Supervisor: prof. Andres Merits (Tartu Ülikool)
Opponent: Prof. Marc Lecuit, PhD
Biology of Infection Unit, Institut Pasteur, France
Semliki Forest virus (SFV) belongs to genus Alphavirus, family Togaviridae. There are many important pathogens among alphaviruses and their infection can cause various illnesses to animals and humans. In nature mosquitoes are responsible for the spread of alphaviruses. In addition, alphaviruses are used as tools in biotechnology. Alphaviruses have a genome with positive polarity that is used in infected cells to translate nonstructural polyprotein that will be processed into four subunits (nsP1-nsP4). Nonstructural proteins are needed to form replication complexes.

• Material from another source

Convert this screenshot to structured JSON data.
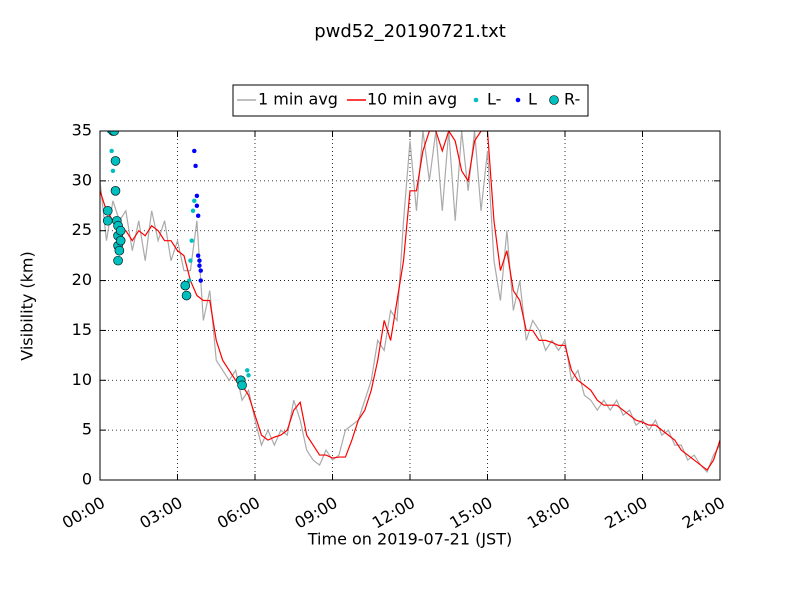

In the present work it was discovered that one nonstructural protein nsP3 has degradation signal at its carboxyterminal end. However, it overlaps with the sequence element that acts as a recognition element in the polyprotein processing resulting in the release of nsP3 from nsP4.
In addition, it was found that upstream of the degradation signal nsP3 has a sequence motif in two copies. Further analysis showed that at least one of the motifs is required to bind G3BP1 and G3BP2. Those proteins participate in the formation of stress granules; stress granules store cellular RNAs if the conditions are not favourable. However, cells infected with alphaviruses loose that ability, one of the mechanisms behind the phenomenon is recruitment of G3BP1 and G3BP2 to virus replications complexes.
Although we know that G3BP1 and G3BP2 bind SFV replication complexes there is little knowledge about the other cellular proteins that could do the same. SFV replication complex are bound to lysosomes. If the cells are fed with dextran-covered magnetic nanoparticles those particles end up in lysosomes allowing magnetic sorting of those cellular vesicles. By using quantitative proteomics, it was found that 80 proteins were enriched in the lysosomal fraction from infected cells. Four of them (PCBP1, hnRNP M, hnRNP C, hnRNP K) were chosen for further analysis. All four colocalized with SFV replication complexes. By using siRNA-based knockdown, it was found that knockdown of hnRNP M and hnRNP C enhanced virus replication, knockdown of PCBP1 reduced viral RNA translation and trageting of hnRNP K increased viral synhtesis.
Understanding of alphavirus interactions with host is required to develop new ways to treat the disease.